Mohon tunggu...
Taufan Satyadharma
Taufan Satyadharma Mohon Tunggu... Akuntan - Pencari makna

ABNORMAL | gelandangan

Selanjutnya

Tutup

Humaniora Pilihan

Adakah yang Lebih Menepati Janji Selain Sang Maha Kata?

11 September 2019   15:50 Diperbarui: 11 September 2019   16:18 24
+
Laporkan Konten
Laporkan Akun
Kompasiana adalah platform blog. Konten ini menjadi tanggung jawab bloger dan tidak mewakili pandangan redaksi Kompas.
Lihat foto
media.timetoast.com

Mungkin segala kata-kata ini termasuk ke dalam suatu ghibah yang tak berkesudahan. Bahkan tak tahu sampai dimana batas atau ujung segala keghibahan ini. 

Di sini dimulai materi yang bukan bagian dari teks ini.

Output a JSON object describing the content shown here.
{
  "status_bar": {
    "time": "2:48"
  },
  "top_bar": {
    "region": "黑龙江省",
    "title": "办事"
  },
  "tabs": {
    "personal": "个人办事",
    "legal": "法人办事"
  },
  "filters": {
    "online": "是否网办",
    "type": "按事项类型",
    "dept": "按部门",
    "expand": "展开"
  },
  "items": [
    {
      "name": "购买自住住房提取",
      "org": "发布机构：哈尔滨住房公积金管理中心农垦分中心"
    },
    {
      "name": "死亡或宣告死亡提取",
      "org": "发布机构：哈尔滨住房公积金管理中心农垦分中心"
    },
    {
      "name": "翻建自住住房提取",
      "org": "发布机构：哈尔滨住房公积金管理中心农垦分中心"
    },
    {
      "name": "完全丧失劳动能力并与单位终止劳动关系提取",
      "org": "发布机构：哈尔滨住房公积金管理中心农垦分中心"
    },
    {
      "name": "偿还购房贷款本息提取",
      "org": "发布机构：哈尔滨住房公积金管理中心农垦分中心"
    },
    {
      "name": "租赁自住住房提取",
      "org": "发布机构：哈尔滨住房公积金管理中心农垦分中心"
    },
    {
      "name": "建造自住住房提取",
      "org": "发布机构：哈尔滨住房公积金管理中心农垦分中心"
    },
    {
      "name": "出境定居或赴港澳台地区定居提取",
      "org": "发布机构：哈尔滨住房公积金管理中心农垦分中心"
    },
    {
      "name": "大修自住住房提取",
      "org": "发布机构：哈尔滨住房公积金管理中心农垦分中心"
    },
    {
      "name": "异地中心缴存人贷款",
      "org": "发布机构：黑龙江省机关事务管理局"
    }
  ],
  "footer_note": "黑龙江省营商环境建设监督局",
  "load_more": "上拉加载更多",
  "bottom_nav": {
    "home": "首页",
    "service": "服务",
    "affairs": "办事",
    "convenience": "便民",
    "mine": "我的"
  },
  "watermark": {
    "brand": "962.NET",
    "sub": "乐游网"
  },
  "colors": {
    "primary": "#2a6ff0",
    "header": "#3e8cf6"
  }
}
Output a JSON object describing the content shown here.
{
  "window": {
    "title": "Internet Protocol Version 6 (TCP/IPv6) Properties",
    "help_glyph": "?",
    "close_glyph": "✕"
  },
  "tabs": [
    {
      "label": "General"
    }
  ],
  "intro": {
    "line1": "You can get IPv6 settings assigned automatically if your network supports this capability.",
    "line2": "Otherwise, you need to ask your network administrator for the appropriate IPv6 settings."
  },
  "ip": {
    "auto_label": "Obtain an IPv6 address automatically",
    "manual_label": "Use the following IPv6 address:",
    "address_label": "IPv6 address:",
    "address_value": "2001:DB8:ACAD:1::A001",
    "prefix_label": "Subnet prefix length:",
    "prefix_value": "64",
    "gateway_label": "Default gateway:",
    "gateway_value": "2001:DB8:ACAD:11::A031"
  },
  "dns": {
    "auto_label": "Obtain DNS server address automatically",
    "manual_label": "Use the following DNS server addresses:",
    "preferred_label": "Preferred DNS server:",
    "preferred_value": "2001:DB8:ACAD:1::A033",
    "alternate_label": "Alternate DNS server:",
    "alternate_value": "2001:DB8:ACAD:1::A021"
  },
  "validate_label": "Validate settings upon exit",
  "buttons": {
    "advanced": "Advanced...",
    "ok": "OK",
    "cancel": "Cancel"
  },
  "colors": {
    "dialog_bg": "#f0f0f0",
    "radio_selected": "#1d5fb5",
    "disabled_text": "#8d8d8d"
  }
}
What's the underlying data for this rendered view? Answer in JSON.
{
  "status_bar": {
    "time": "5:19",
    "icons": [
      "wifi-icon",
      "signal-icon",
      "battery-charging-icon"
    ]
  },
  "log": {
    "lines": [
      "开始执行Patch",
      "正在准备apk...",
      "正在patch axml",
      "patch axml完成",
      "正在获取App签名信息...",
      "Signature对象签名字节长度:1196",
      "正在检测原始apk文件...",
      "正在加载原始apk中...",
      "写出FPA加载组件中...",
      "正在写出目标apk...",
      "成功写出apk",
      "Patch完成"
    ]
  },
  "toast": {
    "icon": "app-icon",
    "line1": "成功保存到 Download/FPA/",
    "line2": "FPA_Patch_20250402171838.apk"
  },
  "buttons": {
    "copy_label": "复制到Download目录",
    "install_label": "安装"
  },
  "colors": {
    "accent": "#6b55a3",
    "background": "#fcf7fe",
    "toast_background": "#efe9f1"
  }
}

Tak ada lawan bicara, hanya sangkaan-sangkaan yang menguap ke segala penjuru semesta. Segala muatan pengetahuan pun tidak memuncak ke dalam lajur kepintaran, melainkan hanya menjatuhkan ke dalam jurang kebodohan.

Cukup hanya mereka yang sanggup bertahan membaca segala ketidakjelasan, selama rekan masih berjuang mencari sesuatu yang jelas. Disaat segala prasangka tentang suatu yang disebut kejelasan ini, hanyalah mengarah ke ketiadaan. Untuk menafsirkan ayat-ayat yang tertulis pun membutuhkan suatu dialektika rasa, apalagi untuk mencerna ayat-ayat yang tidak tertulis.

Apa yang tercipta bukanlah gubahan seorang pujangga ataupun perangkai kata yang ulung. Apa yang tercipta hanya sebatas kegemaran mempermainkan kata-kata. 

Berbeda dengan yang sengaja menyusun secara formalitas demi sebuah keuntungan, demi sebuah keberadaan, bahkan demi sebuah kekuasaan. Sedangkan segala ketidakjelasan ini, dengan keegoisannya hanya menyampaikan rasa ketidaktahuan. Mengapa? Karena rasa tahu itu terlalu menjerumuskan hingga sering mengacuhkan kegembiraan bersama. Rasa tahu itu terlalu angkuh untuk diajak duduk dan ngopi bersama.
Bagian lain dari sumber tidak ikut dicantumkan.